Slideshow: Jimmy Eat World at Houes of Blues.
My first reaction when I heard that Jimmy Eat World were undertaking a tour to celebrate the 10th anniversary of Clarity — their best album, and one that helped to define the genre we now refer to as "emo" — was a bemused "Really?"

Not to sound disrespectful toward the band or the album or anything. I'm as prone to nostalgia as the next guy. I was 17 when Clarity came out, and it provided the soundtrack to many a night in those days — and the band certainly deserve kudos for recognizing this as their best work. (I know I sure wouldn't have gone to see them in 2009 under any other circumstances.) But still, all that said: really, guys? As much as I enjoy Clarity, isn't it setting the bar a bit low for a victory lap, particularly one with all the attendant fanfare? Of the bands tapping into the same current as Jimmy Eat World back in the late '90s, JEW weren't the first, the best, or even the most quintessentially "emo." I can't help wondering why this is the record from that era to have survived and developed a cult following. Maybe I'm just harder to impress these days (that is, not 17).

But as the band ripped into "Lucky Denver Mint," the song that should have propelled them into the mainstream (rather than "The Middle," which accomplished that feat two years later), at the new House of Blues last Thursday, I was struck by a different thought: this tour is not about a band trying to stake their claim in rock history. Rather, it's about a band trying to come to terms with their own history. In a perfect world, whatever success JEW have achieved would have come as a result of this album and not the saccharine Bleed American. Clarity is so enjoyable in part because it's nakedly ambitious and unabashedly catchy.
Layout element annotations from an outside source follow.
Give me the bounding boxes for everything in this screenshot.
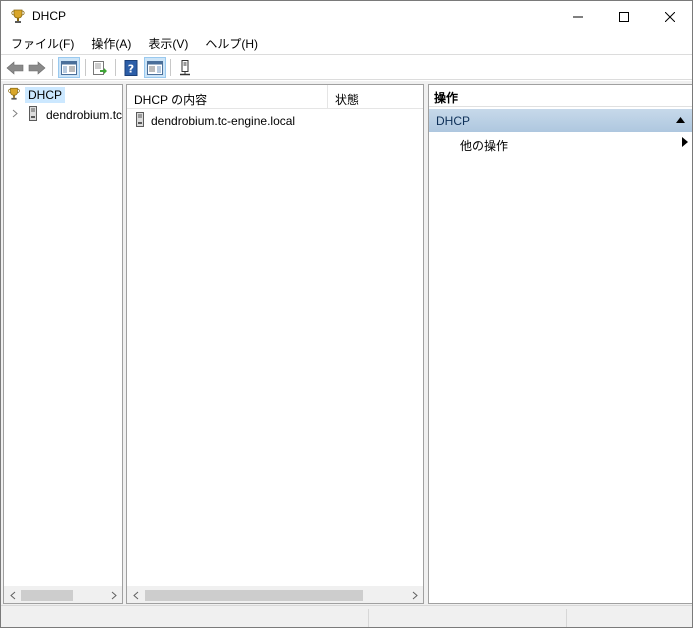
status-bar (1, 605, 692, 627)
menu-view[interactable]: 表示(V) (139, 32, 196, 53)
show-hide-action-pane-icon[interactable] (144, 57, 166, 78)
list-header: DHCP の内容 状態 (127, 85, 423, 109)
column-header-contents[interactable]: DHCP の内容 (127, 85, 328, 109)
list-item-name: dendrobium.tc-engine.local (151, 114, 296, 128)
actions-header: 操作 (429, 85, 692, 107)
menu-file[interactable]: ファイル(F) (1, 32, 82, 53)
server-tower-icon (28, 106, 38, 124)
toolbar-separator (170, 59, 171, 76)
status-segment (368, 609, 566, 627)
menu-action[interactable]: 操作(A) (82, 32, 139, 53)
chevron-right-icon[interactable] (12, 109, 20, 121)
server-tower-icon (135, 112, 145, 130)
back-arrow-icon[interactable] (4, 57, 26, 78)
tree-node-label: DHCP (25, 87, 66, 103)
panes-area: DHCP dendrobium.tc-engine.local (1, 81, 692, 605)
actions-pane: 操作 DHCP 他の操作 (428, 84, 692, 604)
dhcp-trophy-icon (7, 86, 21, 104)
svg-text:?: ? (128, 62, 134, 75)
result-list-pane: DHCP の内容 状態 dendrobium.tc-engine.local (126, 84, 424, 604)
column-header-status[interactable]: 状態 (328, 85, 388, 109)
toolbar-separator (115, 59, 116, 76)
scroll-left-icon[interactable] (127, 587, 144, 603)
status-segment (566, 609, 692, 627)
scroll-thumb[interactable] (145, 590, 363, 601)
action-item-label: 他の操作 (460, 139, 509, 153)
scroll-left-icon[interactable] (4, 587, 21, 603)
forward-arrow-icon[interactable] (26, 57, 48, 78)
tree-node-label: dendrobium.tc-engine.local (46, 108, 123, 122)
maximize-button[interactable] (601, 1, 647, 32)
show-hide-console-tree-icon[interactable] (58, 57, 80, 78)
menu-help[interactable]: ヘルプ(H) (196, 32, 266, 53)
export-list-icon[interactable] (89, 57, 111, 78)
dhcp-trophy-icon (10, 8, 26, 24)
tree-node-server[interactable]: dendrobium.tc-engine.local (12, 106, 123, 124)
minimize-button[interactable] (555, 1, 601, 32)
scroll-right-icon[interactable] (105, 587, 122, 603)
tree-node-dhcp[interactable]: DHCP (7, 86, 66, 104)
scroll-thumb[interactable] (21, 590, 73, 601)
actions-section-title: DHCP (436, 114, 471, 128)
scroll-right-icon[interactable] (406, 587, 423, 603)
toolbar-separator (85, 59, 86, 76)
action-more-actions[interactable]: 他の操作 (460, 137, 688, 155)
list-item[interactable]: dendrobium.tc-engine.local (135, 112, 295, 130)
list-horizontal-scrollbar[interactable] (127, 586, 423, 603)
help-icon[interactable]: ? (120, 57, 142, 78)
toolbar: ? (1, 54, 692, 80)
actions-section-dhcp[interactable]: DHCP (429, 109, 692, 132)
server-icon[interactable] (174, 57, 196, 78)
console-tree-pane: DHCP dendrobium.tc-engine.local (3, 84, 123, 604)
toolbar-separator (52, 59, 53, 76)
close-button[interactable] (647, 1, 693, 32)
menu-bar: ファイル(F) 操作(A) 表示(V) ヘルプ(H) (1, 32, 692, 53)
tree-horizontal-scrollbar[interactable] (4, 586, 122, 603)
submenu-arrow-icon (682, 137, 688, 150)
collapse-up-icon[interactable] (676, 115, 685, 126)
main-window: DHCP ファイル(F) 操作(A) 表示(V) ヘルプ(H) ? DHCP d… (0, 0, 693, 628)
window-title: DHCP (32, 9, 67, 23)
title-bar: DHCP (1, 1, 692, 32)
On the scale of injustices, this doesn't rate particularly high, but Clarity deserved to find more of an audience than it did at the time. Thus, the show felt less like revisionist history and more like course correction.
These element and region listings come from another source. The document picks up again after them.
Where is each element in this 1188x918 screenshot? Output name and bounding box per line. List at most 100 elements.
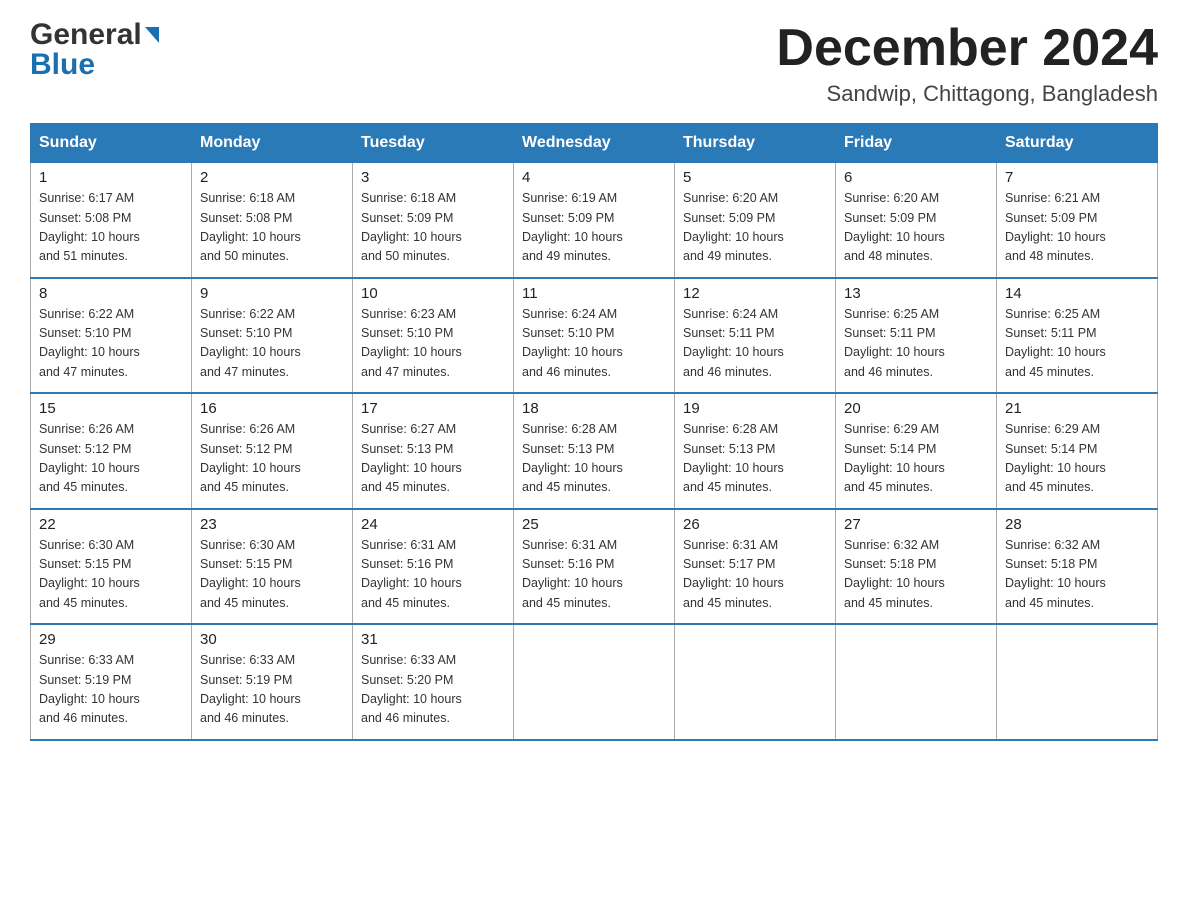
- col-header-thursday: Thursday: [675, 124, 836, 163]
- day-number: 9: [200, 285, 344, 302]
- day-info: Sunrise: 6:22 AMSunset: 5:10 PMDaylight:…: [200, 305, 344, 383]
- calendar-cell: 19Sunrise: 6:28 AMSunset: 5:13 PMDayligh…: [675, 393, 836, 509]
- day-number: 21: [1005, 400, 1149, 417]
- day-info: Sunrise: 6:31 AMSunset: 5:16 PMDaylight:…: [522, 536, 666, 614]
- day-number: 31: [361, 631, 505, 648]
- day-info: Sunrise: 6:18 AMSunset: 5:09 PMDaylight:…: [361, 189, 505, 267]
- day-info: Sunrise: 6:33 AMSunset: 5:20 PMDaylight:…: [361, 651, 505, 729]
- day-number: 10: [361, 285, 505, 302]
- calendar-cell: 4 Sunrise: 6:19 AMSunset: 5:09 PMDaylight…: [514, 163, 675, 278]
- day-number: 13: [844, 285, 988, 302]
- day-info: Sunrise: 6:33 AMSunset: 5:19 PMDaylight:…: [39, 651, 183, 729]
- calendar-week-row: 15 Sunrise: 6:26 AMSunset: 5:12 PMDayligh…: [31, 393, 1158, 509]
- calendar-cell: 13 Sunrise: 6:25 AMSunset: 5:11 PMDayligh…: [836, 278, 997, 394]
- calendar-cell: 9 Sunrise: 6:22 AMSunset: 5:10 PMDaylight…: [192, 278, 353, 394]
- calendar-cell: 23 Sunrise: 6:30 AMSunset: 5:15 PMDayligh…: [192, 509, 353, 625]
- day-number: 24: [361, 516, 505, 533]
- day-number: 27: [844, 516, 988, 533]
- day-info: Sunrise: 6:27 AMSunset: 5:13 PMDaylight:…: [361, 420, 505, 498]
- logo: General Blue: [30, 20, 159, 80]
- day-info: Sunrise: 6:31 AMSunset: 5:17 PMDaylight:…: [683, 536, 827, 614]
- calendar-cell: 5 Sunrise: 6:20 AMSunset: 5:09 PMDaylight…: [675, 163, 836, 278]
- calendar-week-row: 22 Sunrise: 6:30 AMSunset: 5:15 PMDayligh…: [31, 509, 1158, 625]
- calendar-cell: 22 Sunrise: 6:30 AMSunset: 5:15 PMDayligh…: [31, 509, 192, 625]
- day-number: 3: [361, 169, 505, 186]
- day-number: 22: [39, 516, 183, 533]
- day-number: 23: [200, 516, 344, 533]
- day-number: 8: [39, 285, 183, 302]
- day-info: Sunrise: 6:32 AMSunset: 5:18 PMDaylight:…: [844, 536, 988, 614]
- day-info: Sunrise: 6:29 AMSunset: 5:14 PMDaylight:…: [1005, 420, 1149, 498]
- day-number: 15: [39, 400, 183, 417]
- day-info: Sunrise: 6:24 AMSunset: 5:11 PMDaylight:…: [683, 305, 827, 383]
- logo-blue: Blue: [30, 50, 159, 80]
- location-subtitle: Sandwip, Chittagong, Bangladesh: [776, 81, 1158, 107]
- day-number: 29: [39, 631, 183, 648]
- calendar-cell: 11Sunrise: 6:24 AMSunset: 5:10 PMDayligh…: [514, 278, 675, 394]
- col-header-tuesday: Tuesday: [353, 124, 514, 163]
- day-number: 11: [522, 285, 666, 302]
- page-header: General Blue December 2024 Sandwip, Chit…: [30, 20, 1158, 107]
- day-number: 30: [200, 631, 344, 648]
- calendar-cell: [997, 624, 1158, 740]
- day-info: Sunrise: 6:26 AMSunset: 5:12 PMDaylight:…: [200, 420, 344, 498]
- day-number: 28: [1005, 516, 1149, 533]
- day-info: Sunrise: 6:31 AMSunset: 5:16 PMDaylight:…: [361, 536, 505, 614]
- col-header-wednesday: Wednesday: [514, 124, 675, 163]
- calendar-cell: 26 Sunrise: 6:31 AMSunset: 5:17 PMDayligh…: [675, 509, 836, 625]
- day-info: Sunrise: 6:23 AMSunset: 5:10 PMDaylight:…: [361, 305, 505, 383]
- calendar-week-row: 1 Sunrise: 6:17 AMSunset: 5:08 PMDaylight…: [31, 163, 1158, 278]
- day-number: 4: [522, 169, 666, 186]
- day-number: 20: [844, 400, 988, 417]
- day-number: 5: [683, 169, 827, 186]
- calendar-cell: 29 Sunrise: 6:33 AMSunset: 5:19 PMDayligh…: [31, 624, 192, 740]
- calendar-cell: 24 Sunrise: 6:31 AMSunset: 5:16 PMDayligh…: [353, 509, 514, 625]
- calendar-cell: 17 Sunrise: 6:27 AMSunset: 5:13 PMDayligh…: [353, 393, 514, 509]
- day-number: 17: [361, 400, 505, 417]
- calendar-week-row: 8 Sunrise: 6:22 AMSunset: 5:10 PMDaylight…: [31, 278, 1158, 394]
- calendar-table: SundayMondayTuesdayWednesdayThursdayFrid…: [30, 123, 1158, 741]
- day-info: Sunrise: 6:20 AMSunset: 5:09 PMDaylight:…: [683, 189, 827, 267]
- day-info: Sunrise: 6:20 AMSunset: 5:09 PMDaylight:…: [844, 189, 988, 267]
- day-number: 12: [683, 285, 827, 302]
- day-number: 19: [683, 400, 827, 417]
- day-info: Sunrise: 6:25 AMSunset: 5:11 PMDaylight:…: [844, 305, 988, 383]
- calendar-cell: 2Sunrise: 6:18 AMSunset: 5:08 PMDaylight…: [192, 163, 353, 278]
- month-year-title: December 2024: [776, 20, 1158, 77]
- day-info: Sunrise: 6:33 AMSunset: 5:19 PMDaylight:…: [200, 651, 344, 729]
- calendar-cell: 14Sunrise: 6:25 AMSunset: 5:11 PMDayligh…: [997, 278, 1158, 394]
- day-info: Sunrise: 6:30 AMSunset: 5:15 PMDaylight:…: [200, 536, 344, 614]
- calendar-cell: 1 Sunrise: 6:17 AMSunset: 5:08 PMDaylight…: [31, 163, 192, 278]
- day-number: 2: [200, 169, 344, 186]
- calendar-cell: 6 Sunrise: 6:20 AMSunset: 5:09 PMDaylight…: [836, 163, 997, 278]
- day-info: Sunrise: 6:17 AMSunset: 5:08 PMDaylight:…: [39, 189, 183, 267]
- calendar-cell: 25Sunrise: 6:31 AMSunset: 5:16 PMDayligh…: [514, 509, 675, 625]
- day-info: Sunrise: 6:30 AMSunset: 5:15 PMDaylight:…: [39, 536, 183, 614]
- calendar-cell: 27 Sunrise: 6:32 AMSunset: 5:18 PMDayligh…: [836, 509, 997, 625]
- calendar-cell: 30 Sunrise: 6:33 AMSunset: 5:19 PMDayligh…: [192, 624, 353, 740]
- day-info: Sunrise: 6:21 AMSunset: 5:09 PMDaylight:…: [1005, 189, 1149, 267]
- calendar-cell: 7Sunrise: 6:21 AMSunset: 5:09 PMDaylight…: [997, 163, 1158, 278]
- day-info: Sunrise: 6:32 AMSunset: 5:18 PMDaylight:…: [1005, 536, 1149, 614]
- day-number: 18: [522, 400, 666, 417]
- day-number: 6: [844, 169, 988, 186]
- day-info: Sunrise: 6:19 AMSunset: 5:09 PMDaylight:…: [522, 189, 666, 267]
- day-number: 1: [39, 169, 183, 186]
- day-number: 26: [683, 516, 827, 533]
- calendar-cell: [514, 624, 675, 740]
- day-number: 16: [200, 400, 344, 417]
- title-section: December 2024 Sandwip, Chittagong, Bangl…: [776, 20, 1158, 107]
- col-header-monday: Monday: [192, 124, 353, 163]
- calendar-cell: 20 Sunrise: 6:29 AMSunset: 5:14 PMDayligh…: [836, 393, 997, 509]
- calendar-cell: [836, 624, 997, 740]
- calendar-cell: [675, 624, 836, 740]
- day-info: Sunrise: 6:28 AMSunset: 5:13 PMDaylight:…: [522, 420, 666, 498]
- day-info: Sunrise: 6:22 AMSunset: 5:10 PMDaylight:…: [39, 305, 183, 383]
- col-header-friday: Friday: [836, 124, 997, 163]
- calendar-cell: 18 Sunrise: 6:28 AMSunset: 5:13 PMDayligh…: [514, 393, 675, 509]
- logo-general: General: [30, 20, 142, 50]
- day-info: Sunrise: 6:26 AMSunset: 5:12 PMDaylight:…: [39, 420, 183, 498]
- day-info: Sunrise: 6:29 AMSunset: 5:14 PMDaylight:…: [844, 420, 988, 498]
- calendar-header-row: SundayMondayTuesdayWednesdayThursdayFrid…: [31, 124, 1158, 163]
- logo-triangle-icon: [145, 27, 159, 43]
As this revelation was sinking in, the band started to play "Your New Aesthetic," the de rigueur attack on mainstream music and radio that now took on ironic new meaning. Clarity has certainly helped inspire its share of the watered-down poseurs they sang against, and even JEW have since scored a few hits by catering to the very set they criticized. Yet at the same time, a good portion of the kids who packed the HOB wouldn't have discovered Clarity in the first place without those hits.